DAY TWENTY SEVEN:
FANTASY GOD-BEAST MADEUS
Written by Jonathan Wojcik
The Ultraman Max episode "Butterfly Dream" is referred to by some fans as the all-time strangest episode of any Ultra series. The title is a reference to the ancient Chinese poem Dream of a Butterfly, in which philosopher Zhuang Zhou dreams about himself and a butterfly, but does not know which of the two is actually dreaming the existence of the other.In "Butterfly Dream," an old man falls asleep typing at a computer, and dreams that he is Kaito Touma, the current human host of Ultraman Max. As Kaito, he enters a mysterious, dimly lit art studio where he finds a woman sculpting monster designs from clay.
The man wakes up, and we learn that he's not a character within the show's canon, but Ikuo Hasunuma, a television writer supposedly working on the very episode we're watching.
And then...Kaito wakes up, wondering why he just dreamed that he was a writer and that his life was nothing but fiction.
The episode continues to shift perspective between character and writer, the same dream picking up where it left off every time they sleep. Ikuo continues to write "Butterfly Dream" and discuss it with the series director, drawing inspiration for the story from the recurring dreams, while the dream-woman requests that Kaito assist her in conceiving of her next creation, as she feels his expertise in destroying her creations could be used to build the most unstoppable monster of all - one that she hopes will finally destroy the world of Ultraman Max.
We never do receive a clear answer as to which is the true reality, or if both of them are real and only intersecting through some other, unknown force. Compelled by the dream, Kaito helplessly answers the woman's questions, and helps her settle on a monster named Madeus, after "Deus" ex Machina." She expresses that a truly terrifying monster should be shapeless and faceless, something humans cannot empathize with, and Kaito eerily, unwillingly answers "A cold light. Growing larger as it feeds on the dreams of humanity."
In the final dream, the two men switch places entirely; Kaito finds himself at the writer's desk, and Ikuo finds himself as Ultraman, facing against the shining, blue blob of unfinished clay that is Madeus. Thinking quickly, Kaito begins writing his own narration into the script in front of him, allowing him to speak directly to Ikuo and guide him through a battle unsettlingly played to serene, heavenly choir music.
Kaito is not a particularly creative storyteller, but he doesn't need to be; the fact that he figured out what was happening and what he could do is impressive enough.
Rolling itself into a sphere, Madeus splits open into a set of chomping jaws that may bring to mind a huge, cracked egg about to un-birth a universe. Now that Kaito is literally writing the show, however, he pretty much only has to type "Ultraman Wins," and Ultraman Wins; countering an "evil" Deus ex Machina with another.

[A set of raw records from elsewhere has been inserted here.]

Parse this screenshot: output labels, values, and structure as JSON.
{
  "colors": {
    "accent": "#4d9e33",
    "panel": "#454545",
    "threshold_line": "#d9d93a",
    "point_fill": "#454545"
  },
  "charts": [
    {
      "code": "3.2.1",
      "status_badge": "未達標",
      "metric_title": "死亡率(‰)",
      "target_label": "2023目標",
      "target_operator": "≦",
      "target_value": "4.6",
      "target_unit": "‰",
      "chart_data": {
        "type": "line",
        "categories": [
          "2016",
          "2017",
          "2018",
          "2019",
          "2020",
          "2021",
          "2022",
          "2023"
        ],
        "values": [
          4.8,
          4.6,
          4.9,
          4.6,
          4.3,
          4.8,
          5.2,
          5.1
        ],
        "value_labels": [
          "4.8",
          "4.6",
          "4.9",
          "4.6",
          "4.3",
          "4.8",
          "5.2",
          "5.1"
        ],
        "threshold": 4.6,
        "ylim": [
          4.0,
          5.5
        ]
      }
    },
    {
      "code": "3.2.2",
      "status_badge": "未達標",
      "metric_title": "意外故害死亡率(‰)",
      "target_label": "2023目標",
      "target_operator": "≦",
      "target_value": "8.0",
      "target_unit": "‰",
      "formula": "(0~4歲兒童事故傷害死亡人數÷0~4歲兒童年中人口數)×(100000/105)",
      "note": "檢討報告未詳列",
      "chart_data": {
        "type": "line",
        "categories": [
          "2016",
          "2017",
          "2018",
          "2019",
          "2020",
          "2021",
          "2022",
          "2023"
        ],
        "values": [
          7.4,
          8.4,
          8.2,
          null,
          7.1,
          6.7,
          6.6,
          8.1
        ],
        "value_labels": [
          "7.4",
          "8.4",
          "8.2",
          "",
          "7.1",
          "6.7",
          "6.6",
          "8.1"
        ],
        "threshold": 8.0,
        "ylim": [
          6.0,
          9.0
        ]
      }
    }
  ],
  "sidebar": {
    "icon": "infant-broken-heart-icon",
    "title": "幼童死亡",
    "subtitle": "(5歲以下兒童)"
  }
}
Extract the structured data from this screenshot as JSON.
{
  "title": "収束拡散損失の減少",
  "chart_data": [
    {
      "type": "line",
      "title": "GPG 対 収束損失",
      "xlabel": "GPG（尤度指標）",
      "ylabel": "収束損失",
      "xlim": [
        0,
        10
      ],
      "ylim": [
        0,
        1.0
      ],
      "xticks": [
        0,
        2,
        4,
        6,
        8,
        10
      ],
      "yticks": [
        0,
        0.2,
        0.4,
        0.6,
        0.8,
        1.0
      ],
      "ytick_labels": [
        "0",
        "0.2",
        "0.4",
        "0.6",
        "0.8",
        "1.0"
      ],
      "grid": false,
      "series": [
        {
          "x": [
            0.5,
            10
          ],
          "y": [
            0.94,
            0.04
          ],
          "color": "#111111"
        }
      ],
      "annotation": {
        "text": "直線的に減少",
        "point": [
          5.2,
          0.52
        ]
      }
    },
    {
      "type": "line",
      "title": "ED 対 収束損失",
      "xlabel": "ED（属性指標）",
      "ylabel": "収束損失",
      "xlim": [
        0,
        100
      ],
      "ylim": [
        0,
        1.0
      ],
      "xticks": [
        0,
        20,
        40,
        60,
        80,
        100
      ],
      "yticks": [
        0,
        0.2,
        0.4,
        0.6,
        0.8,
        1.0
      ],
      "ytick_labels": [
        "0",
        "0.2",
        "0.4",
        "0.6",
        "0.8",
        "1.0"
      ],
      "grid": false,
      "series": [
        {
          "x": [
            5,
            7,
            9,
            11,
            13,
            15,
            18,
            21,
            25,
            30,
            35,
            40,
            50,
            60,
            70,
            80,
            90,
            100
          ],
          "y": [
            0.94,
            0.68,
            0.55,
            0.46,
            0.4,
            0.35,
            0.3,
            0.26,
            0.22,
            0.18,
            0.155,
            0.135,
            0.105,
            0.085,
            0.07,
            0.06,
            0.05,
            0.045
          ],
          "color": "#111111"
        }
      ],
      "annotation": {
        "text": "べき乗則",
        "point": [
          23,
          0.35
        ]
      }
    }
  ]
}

But the question remains...WHAT just happened? For us, it's just a surreal, experimental meta-episode, but given the paradimensional antics we've already seen in these reviews, it's not impossible in-canon that either one of the two realities are a construct of a reality-warping entity, or that both exist and intersected by the entity's power over dreams. In either scenario, it's impossible to determine the being's motivations, whether "Madeus" or the monster sculptor are more representative of its true self, or whether there's any truth to it having created all other monsters. The way the sculptor discusses wanting to end the world sounds eerily like a God who has grown tired of creation, and I feel like if Kaito isn't haunted for the rest of his life by newfound existential terror, he certainly should be.